Map of the location of the In Amenas gas fields in the North African state of Algeria. A standoff with a group of armed men occupying the field and holding personnel has been attacked by the Algerian military., a photo by Pan-African News Wire File Photos on Flickr.
January 17, 2013 7:29 pm
Algerian forces storm gas facility
By Borzou Daragahi, John Aglionby and Jim Pickard in London
Financial Times
Algerian security forces armed with attack helicopters and rockets on Thursday stormed the remote natural gas facility where Islamists were holding dozens of foreigners hostage in a bloody show of force likely to resonate across the region.
Reports from the facility, operated by BP and Statoil, were fragmentary, but militants claimed dozens of people had been killed in the raid, in addition to several hostages killed a day earlier when the standoff began.
Algeria’s official press agency said nearly 600 Algerians and four foreigners – two Britons from Scotland, a Kenyan and a French citizen–had been freed in the operation. Ireland’s foreign ministry said an Irish national who had been taken hostage, Stephen McFaul, had also been freed. Bob Dudley, BP chief executive, said the company had been informed of the raid but had no details about casualties.
“The armed forces intervened in the gas complex where we were held and managed to intervene and protect the hostages, but some were killed in the process,” one hostage who escaped told Al Jazeera.
Algerian communications minister Mohand Belaid Oussaid defended the raid in a televised appearance on Thursday evening. “In the face of terrorism, yesterday, today and tomorrow, there will be no negotiations, no blackmail, no respite in the fight against terrorism,” he said.

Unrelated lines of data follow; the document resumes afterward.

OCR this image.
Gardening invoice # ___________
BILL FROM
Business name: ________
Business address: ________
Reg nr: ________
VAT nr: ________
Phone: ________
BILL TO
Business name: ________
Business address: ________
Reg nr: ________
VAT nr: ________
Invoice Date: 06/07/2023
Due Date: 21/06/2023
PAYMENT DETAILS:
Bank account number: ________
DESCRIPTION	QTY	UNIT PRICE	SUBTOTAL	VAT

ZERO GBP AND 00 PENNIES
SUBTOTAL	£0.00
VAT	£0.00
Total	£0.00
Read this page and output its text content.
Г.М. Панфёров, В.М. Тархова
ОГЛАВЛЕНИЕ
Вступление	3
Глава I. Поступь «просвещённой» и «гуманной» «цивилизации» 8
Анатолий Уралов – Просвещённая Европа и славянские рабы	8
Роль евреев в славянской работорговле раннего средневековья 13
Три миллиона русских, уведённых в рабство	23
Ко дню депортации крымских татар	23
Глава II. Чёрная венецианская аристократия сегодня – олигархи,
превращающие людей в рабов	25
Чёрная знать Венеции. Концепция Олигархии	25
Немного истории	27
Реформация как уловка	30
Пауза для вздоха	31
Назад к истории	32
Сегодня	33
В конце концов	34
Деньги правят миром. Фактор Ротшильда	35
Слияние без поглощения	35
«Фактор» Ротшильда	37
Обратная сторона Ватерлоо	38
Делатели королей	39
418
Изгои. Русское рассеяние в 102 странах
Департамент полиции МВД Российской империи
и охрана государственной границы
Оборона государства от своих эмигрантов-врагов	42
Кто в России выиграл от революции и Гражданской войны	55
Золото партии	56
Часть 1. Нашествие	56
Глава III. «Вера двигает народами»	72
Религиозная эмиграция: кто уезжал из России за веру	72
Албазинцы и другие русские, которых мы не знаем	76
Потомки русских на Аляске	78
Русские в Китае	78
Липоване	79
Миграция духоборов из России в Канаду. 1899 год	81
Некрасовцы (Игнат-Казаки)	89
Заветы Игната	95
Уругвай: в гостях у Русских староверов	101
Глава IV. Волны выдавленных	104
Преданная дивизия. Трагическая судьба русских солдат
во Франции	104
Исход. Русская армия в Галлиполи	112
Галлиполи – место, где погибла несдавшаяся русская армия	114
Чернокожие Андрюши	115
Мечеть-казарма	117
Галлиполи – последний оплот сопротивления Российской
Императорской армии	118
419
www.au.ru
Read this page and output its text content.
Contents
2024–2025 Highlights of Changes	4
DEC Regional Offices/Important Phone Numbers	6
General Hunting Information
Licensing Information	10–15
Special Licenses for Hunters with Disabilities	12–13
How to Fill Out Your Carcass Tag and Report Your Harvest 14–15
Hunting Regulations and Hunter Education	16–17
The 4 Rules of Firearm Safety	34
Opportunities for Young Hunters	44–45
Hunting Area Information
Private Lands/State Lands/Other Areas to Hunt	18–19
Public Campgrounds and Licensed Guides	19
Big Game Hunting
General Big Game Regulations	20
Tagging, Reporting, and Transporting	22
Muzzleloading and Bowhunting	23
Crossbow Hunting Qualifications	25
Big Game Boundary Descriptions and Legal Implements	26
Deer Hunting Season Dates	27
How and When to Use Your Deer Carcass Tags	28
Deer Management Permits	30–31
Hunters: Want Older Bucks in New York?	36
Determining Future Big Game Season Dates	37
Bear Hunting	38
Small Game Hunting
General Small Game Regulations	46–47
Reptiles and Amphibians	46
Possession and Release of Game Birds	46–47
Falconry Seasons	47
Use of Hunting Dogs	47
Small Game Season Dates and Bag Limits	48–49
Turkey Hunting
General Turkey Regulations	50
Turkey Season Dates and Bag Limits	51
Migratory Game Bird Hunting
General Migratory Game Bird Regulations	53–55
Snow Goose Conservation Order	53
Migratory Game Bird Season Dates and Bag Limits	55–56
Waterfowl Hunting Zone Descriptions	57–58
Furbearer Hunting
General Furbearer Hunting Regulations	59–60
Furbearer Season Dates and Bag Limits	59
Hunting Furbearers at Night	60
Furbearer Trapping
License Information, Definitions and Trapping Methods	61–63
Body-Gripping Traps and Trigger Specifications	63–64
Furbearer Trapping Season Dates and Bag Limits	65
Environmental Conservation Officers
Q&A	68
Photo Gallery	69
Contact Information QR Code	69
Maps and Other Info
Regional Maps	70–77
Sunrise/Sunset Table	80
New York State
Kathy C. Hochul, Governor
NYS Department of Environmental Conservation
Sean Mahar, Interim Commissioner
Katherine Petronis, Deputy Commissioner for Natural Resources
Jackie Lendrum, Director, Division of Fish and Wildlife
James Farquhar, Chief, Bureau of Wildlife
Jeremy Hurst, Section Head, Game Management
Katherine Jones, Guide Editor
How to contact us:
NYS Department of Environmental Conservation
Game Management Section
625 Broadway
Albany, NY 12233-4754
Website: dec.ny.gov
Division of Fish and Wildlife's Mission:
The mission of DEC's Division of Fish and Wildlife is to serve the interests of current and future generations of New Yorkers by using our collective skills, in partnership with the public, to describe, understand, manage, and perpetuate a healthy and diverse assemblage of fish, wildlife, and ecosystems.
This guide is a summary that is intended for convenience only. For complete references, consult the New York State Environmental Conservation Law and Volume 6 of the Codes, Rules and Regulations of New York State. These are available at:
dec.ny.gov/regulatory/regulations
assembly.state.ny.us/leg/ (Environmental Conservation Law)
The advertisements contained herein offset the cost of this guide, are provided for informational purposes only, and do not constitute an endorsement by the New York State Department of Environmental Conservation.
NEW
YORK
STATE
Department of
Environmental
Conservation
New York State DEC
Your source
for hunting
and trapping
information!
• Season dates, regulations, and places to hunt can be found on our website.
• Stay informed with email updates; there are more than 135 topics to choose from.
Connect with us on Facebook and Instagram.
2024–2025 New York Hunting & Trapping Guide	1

The raid began less than 30 hours after several truckloads of militants apparently led by a radical Islamist leader Mokhtar Belmokhtar seized the facility near the Libyan border.
UK officials said they were not informed about the operation before it was launched. David Cameron, UK prime minister, postponed a long-awaited speech on Britain’s relationship with Europe, describing the crisis in Algeria a “difficult, dangerous and potentially very bad situation”.
Foreign office minister Alistair Burt said UK officials were pressing the Algerian authorities for access to UK nationals caught up in the violence, “in order to help with repatriation and evacuation’’. He said: “Although details have yet to become final, I’m afraid we should be under no illusion that there will be some bad and distressing news to follow from this terrorist attack.”
Shinzo Abe, Japanese PM, on Thursday asked his Algerian counterpart Abdelmalek Sellal to stop the attack. Mr Sellal only said that he cannot confirm the details of the hostages freed in the operation as it is ongoing, according to Japanese officials.
Jens Stoltenberg, the Norwegian prime minister, said nine Norwegians remained unaccounted for. While he said he would have preferred to see the Algerians exercise restraint militarily, Mr Stoltenberg stopped short of criticising the operation.
Statoil confirmed that five of its 17 employees were safe and on their way back to Norway. “We cannot currently confirm what the situation is for the remaining nine Norwegians who are involved in the situation,” Helge Lund, Statoil’s chief executive, said.
A tribal leader near the In Amenas site said the fighting had died down by Thursday evening but the stand-off was still ongoing: “For the time being, the security forces have evacuated the bodies of four terrorists killed during the assault,” Abbas Bouaamama told the Tout sur l’Algerie website. “A fifth has been arrested. But there are still terrorists inside the camp.”
The Algerian raid seemed calculated to send a message to the Islamic groups circulating throughout north Africa.
Algeria, the third largest gas supplier to Europe and one of the world’s biggest producers of liquefied natural gas, has been nervously watching the growing footprint of the Islamists since the 2011 Nato-backed uprising that overthrew Colonel Muammer Gaddafi in Libya. That set in motion a chain of events that led to the establishment of a self-declared Islamic state in northern Mali dominated by al-Qaeda affiliates.
Algeria has long feared that an upsurge in militancy could threaten its oil and gas-rich south. It had tried to build links with the groups in Mali before the French-led military intervention that appears to have prompted Wednesday’s gas installation attack.
The militants had been trying to move the hostages in vehicles when they came under attack from the helicopters, according to the Mauritanian ANI news agency, which has had regular contacts with Islamist groups in the region over many years. Various media reported that the militants said they were still holding at least half a dozen foreigners after the Algerian army attack.
The militants, who claim to be members of Katibat Moulathamine, or the Masked Brigade, originally claimed to have taken 41 foreigners and well over 100 locals hostage after attacking the facility on Wednesday.